Generalized Regression (GREG) calibration estimator for ATE. GREG Estimator
Computes the Generalized Regression (GREG) calibration estimator for the
average treatment effect (ATE). This is the untuned calibration estimator
with tuning parameter \(\lambda = 1\). GREG, the original
Prediction-Powered Inference (PPI) estimator, and Design-based Supervised
Learning (DSL) are all the same untuned (\(\lambda = 1\)) estimator. It is
distinct from the power-tuned PPI++ estimator in msd_ppi, which
estimates \(\lambda\) via cross-fitting to minimize variance.
Usage
msd_greg(
formula_or_data,
data = NULL,
observed = NULL,
unobserved = NULL,
conf_level = 0.95
)Arguments
- formula_or_data
Either an msd_data object created by
msd_data, or a formula of the formoutcome ~ treatment | prediction.

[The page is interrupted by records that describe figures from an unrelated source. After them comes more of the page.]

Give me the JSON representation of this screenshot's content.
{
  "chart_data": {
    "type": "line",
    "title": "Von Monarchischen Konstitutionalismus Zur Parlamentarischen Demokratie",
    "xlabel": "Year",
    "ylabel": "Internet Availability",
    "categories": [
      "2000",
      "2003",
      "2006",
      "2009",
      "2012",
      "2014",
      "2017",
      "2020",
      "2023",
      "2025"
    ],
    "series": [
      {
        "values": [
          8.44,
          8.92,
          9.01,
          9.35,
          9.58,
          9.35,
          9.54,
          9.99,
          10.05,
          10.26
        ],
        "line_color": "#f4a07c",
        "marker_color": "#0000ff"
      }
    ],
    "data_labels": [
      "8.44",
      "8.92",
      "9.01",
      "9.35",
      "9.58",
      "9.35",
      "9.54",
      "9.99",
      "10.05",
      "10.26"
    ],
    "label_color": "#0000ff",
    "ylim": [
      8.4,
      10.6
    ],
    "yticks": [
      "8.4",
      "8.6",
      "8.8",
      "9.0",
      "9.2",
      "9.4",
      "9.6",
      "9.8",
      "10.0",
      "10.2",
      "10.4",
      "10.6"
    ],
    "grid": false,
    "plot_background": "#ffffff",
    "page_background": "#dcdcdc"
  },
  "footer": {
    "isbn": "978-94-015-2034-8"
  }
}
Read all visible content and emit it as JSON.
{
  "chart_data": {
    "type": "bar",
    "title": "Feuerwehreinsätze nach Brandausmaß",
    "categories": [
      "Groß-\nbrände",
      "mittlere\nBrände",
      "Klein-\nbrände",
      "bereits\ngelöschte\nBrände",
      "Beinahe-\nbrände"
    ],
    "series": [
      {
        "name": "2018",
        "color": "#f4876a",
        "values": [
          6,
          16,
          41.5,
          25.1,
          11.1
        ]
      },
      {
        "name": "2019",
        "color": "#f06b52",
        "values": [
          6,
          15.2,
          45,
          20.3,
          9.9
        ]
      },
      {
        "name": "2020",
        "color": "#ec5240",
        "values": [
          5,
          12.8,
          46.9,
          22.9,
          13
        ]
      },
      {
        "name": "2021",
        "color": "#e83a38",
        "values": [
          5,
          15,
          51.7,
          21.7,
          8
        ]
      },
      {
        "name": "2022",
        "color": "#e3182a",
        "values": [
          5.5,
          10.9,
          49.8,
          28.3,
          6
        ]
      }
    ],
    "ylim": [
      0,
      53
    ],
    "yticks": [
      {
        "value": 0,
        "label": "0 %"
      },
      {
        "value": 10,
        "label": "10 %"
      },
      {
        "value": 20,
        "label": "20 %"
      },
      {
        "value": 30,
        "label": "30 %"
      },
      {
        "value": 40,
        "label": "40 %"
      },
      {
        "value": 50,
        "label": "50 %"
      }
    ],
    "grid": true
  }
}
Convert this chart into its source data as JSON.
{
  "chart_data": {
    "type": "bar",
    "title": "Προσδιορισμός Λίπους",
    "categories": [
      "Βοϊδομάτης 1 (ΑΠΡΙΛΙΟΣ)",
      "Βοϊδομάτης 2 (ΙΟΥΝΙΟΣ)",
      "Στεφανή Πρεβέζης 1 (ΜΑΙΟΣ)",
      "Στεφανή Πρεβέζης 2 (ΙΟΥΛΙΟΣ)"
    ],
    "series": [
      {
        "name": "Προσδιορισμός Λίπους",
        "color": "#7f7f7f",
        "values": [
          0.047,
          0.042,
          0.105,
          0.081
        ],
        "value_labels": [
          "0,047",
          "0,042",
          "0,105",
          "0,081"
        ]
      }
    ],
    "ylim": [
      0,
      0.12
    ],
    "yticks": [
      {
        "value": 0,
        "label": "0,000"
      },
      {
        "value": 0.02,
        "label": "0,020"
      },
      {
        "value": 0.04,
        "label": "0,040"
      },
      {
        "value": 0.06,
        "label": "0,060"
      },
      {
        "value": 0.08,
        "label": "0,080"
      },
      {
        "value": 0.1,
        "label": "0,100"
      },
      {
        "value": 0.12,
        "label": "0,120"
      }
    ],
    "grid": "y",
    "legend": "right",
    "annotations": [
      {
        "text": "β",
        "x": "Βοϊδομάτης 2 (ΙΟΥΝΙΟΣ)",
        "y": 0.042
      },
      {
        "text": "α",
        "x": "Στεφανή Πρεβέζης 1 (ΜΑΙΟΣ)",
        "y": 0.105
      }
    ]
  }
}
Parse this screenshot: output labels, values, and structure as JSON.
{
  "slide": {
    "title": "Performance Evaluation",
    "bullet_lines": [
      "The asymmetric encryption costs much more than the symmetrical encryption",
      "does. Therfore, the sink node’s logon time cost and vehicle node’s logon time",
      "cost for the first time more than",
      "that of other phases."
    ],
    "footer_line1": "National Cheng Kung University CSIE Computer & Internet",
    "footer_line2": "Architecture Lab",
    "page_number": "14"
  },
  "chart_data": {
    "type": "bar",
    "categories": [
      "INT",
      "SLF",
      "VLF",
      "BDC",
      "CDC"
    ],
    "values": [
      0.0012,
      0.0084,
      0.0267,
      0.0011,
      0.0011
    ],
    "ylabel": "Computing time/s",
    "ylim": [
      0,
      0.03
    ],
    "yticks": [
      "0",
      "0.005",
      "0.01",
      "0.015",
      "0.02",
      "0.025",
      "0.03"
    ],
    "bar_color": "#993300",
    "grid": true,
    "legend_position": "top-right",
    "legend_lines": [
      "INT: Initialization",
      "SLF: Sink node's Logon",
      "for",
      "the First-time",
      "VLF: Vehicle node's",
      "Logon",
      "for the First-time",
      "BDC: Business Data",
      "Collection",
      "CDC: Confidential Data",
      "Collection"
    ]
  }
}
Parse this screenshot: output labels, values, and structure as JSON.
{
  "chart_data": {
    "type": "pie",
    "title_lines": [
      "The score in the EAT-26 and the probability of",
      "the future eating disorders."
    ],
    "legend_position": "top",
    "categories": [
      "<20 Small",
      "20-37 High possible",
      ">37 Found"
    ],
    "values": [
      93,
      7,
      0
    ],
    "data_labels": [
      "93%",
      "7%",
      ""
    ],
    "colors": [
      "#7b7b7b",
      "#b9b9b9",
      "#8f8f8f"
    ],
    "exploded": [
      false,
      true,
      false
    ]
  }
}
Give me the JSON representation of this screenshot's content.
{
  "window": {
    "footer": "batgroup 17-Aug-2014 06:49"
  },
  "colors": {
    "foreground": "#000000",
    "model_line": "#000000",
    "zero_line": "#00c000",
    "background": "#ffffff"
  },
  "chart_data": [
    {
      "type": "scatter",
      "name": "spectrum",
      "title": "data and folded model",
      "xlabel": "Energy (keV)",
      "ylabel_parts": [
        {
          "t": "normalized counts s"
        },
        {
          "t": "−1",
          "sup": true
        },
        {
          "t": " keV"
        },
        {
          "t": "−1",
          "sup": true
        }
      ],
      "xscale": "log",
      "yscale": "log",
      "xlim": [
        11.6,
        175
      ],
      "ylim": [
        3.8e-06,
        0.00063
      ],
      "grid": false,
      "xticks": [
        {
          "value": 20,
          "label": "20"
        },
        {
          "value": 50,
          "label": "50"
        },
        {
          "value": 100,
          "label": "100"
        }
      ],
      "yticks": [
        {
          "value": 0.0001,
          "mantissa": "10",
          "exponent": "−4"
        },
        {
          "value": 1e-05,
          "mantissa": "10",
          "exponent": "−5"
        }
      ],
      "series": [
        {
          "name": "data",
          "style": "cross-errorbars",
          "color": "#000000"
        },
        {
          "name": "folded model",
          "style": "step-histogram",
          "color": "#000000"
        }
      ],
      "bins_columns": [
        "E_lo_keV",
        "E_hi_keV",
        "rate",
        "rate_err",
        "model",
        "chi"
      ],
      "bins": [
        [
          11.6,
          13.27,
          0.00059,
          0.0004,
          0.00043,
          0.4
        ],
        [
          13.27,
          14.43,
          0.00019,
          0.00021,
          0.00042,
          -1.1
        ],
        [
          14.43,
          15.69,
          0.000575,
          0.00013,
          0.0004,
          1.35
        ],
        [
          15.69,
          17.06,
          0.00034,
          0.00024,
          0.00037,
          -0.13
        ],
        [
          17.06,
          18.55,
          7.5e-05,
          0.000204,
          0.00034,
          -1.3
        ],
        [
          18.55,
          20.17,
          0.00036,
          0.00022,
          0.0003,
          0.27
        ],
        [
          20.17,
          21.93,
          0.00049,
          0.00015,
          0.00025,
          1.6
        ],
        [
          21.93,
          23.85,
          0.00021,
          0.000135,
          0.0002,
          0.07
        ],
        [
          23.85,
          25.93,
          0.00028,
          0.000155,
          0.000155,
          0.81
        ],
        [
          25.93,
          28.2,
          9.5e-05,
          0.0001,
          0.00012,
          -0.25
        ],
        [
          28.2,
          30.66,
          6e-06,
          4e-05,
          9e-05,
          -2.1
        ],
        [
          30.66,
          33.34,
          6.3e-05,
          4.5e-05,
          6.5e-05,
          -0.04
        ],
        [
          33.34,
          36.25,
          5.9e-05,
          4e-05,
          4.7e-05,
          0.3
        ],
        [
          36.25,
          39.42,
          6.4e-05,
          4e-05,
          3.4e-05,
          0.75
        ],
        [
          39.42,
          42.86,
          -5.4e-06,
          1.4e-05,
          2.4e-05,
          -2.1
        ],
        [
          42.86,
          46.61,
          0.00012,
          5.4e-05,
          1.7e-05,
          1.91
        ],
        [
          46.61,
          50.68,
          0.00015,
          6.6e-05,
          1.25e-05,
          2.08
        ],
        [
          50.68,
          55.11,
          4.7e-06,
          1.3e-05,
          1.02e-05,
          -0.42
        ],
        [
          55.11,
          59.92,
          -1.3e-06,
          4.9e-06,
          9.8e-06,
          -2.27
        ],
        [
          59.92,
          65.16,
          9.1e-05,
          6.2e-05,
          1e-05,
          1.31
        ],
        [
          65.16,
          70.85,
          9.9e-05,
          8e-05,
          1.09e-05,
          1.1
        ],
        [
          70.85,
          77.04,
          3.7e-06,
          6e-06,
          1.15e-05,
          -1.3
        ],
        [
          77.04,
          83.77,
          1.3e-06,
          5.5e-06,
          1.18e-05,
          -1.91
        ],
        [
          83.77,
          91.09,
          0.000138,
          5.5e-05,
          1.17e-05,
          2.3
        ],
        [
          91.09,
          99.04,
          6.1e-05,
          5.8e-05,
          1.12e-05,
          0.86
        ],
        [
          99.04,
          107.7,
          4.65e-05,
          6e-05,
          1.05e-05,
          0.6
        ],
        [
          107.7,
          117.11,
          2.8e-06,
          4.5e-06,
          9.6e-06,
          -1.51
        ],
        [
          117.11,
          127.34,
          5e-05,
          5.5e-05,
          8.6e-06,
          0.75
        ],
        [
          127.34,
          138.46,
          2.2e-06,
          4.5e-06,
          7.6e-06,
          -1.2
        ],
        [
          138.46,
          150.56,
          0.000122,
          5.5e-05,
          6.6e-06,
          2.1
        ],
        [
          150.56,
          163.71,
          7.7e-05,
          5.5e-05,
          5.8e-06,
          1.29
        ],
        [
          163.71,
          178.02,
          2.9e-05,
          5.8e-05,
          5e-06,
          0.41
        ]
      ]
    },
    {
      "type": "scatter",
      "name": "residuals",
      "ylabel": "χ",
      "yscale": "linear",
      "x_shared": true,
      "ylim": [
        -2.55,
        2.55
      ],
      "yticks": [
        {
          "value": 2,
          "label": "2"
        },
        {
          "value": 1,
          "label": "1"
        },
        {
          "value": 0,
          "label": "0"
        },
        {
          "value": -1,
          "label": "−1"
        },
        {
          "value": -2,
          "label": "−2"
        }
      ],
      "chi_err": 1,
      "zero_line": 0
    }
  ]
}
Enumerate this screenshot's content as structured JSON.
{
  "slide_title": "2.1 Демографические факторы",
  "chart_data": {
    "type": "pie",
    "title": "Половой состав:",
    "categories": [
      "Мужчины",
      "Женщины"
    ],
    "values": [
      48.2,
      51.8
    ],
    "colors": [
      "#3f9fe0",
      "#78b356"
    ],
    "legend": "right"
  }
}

For GREG, the formula specifies which prediction column(s) to use.- data
If
formula_or_datais a formula, this should be either: an msd_data object, a combined dataframe, or NULL (if using observed/unobserved).- observed
If using formula with separate dataframes, the observed data.
- unobserved
If using formula with separate dataframes, the unobserved data.
- conf_level
Confidence level for the confidence interval (default 0.95)
Value
An msd_result object containing:
- estimate
Point estimate of the ATE
- variance
Estimated variance
- se
Standard error
- ci_lower, ci_upper
Confidence interval bounds
- method
Name of the estimation method
- lambda
Tuning parameter (always 1 for GREG)
Details
The GREG estimator for arm \(d\) is: $$\hat{\mu}_d^{GREG} = \bar{S}^{(d)}_{\mathcal{U}_d} + (\bar{Y}_{\mathcal{O}_d} - \bar{S}^{(d)}_{\mathcal{O}_d})$$
The ATE estimate is: $$\hat{\tau}^{GREG} = \hat{\mu}_1^{GREG} - \hat{\mu}_0^{GREG}$$
The variance is: $$\widehat{Var}(\hat{\tau}^{GREG}) = \sum_{d \in \{0,1\}} \left[\frac{s^2_{S^{(d)}}}{m_d} + \frac{Var(Y(d) - S^{(d)})}{n_d}\right]$$
Note
GREG requires predictions for each unit's assigned arm:
Treatment arm units need S1
Control arm units need S0
Examples
# Using msd_data object
obs_df <- data.frame(
Y = c(1.2, 1.4, 0.8, 0.6),
S0 = c(1.0, 1.2, 0.7, 0.5),
S1 = c(1.1, 1.3, 0.9, 0.7),
D = c(1, 1, 0, 0)
)
unobs_df <- data.frame(
S0 = c(1.1, 0.9, 1.0, 0.8),
S1 = c(1.2, 1.0, 1.1, 0.9),
D = c(1, 1, 0, 0)
)
msd <- msd_data(observed = obs_df, unobserved = unobs_df)
result <- msd_greg(msd)
# Using formula interface
result2 <- msd_greg(Y ~ D | S1 + S0, observed = obs_df, unobserved = unobs_df)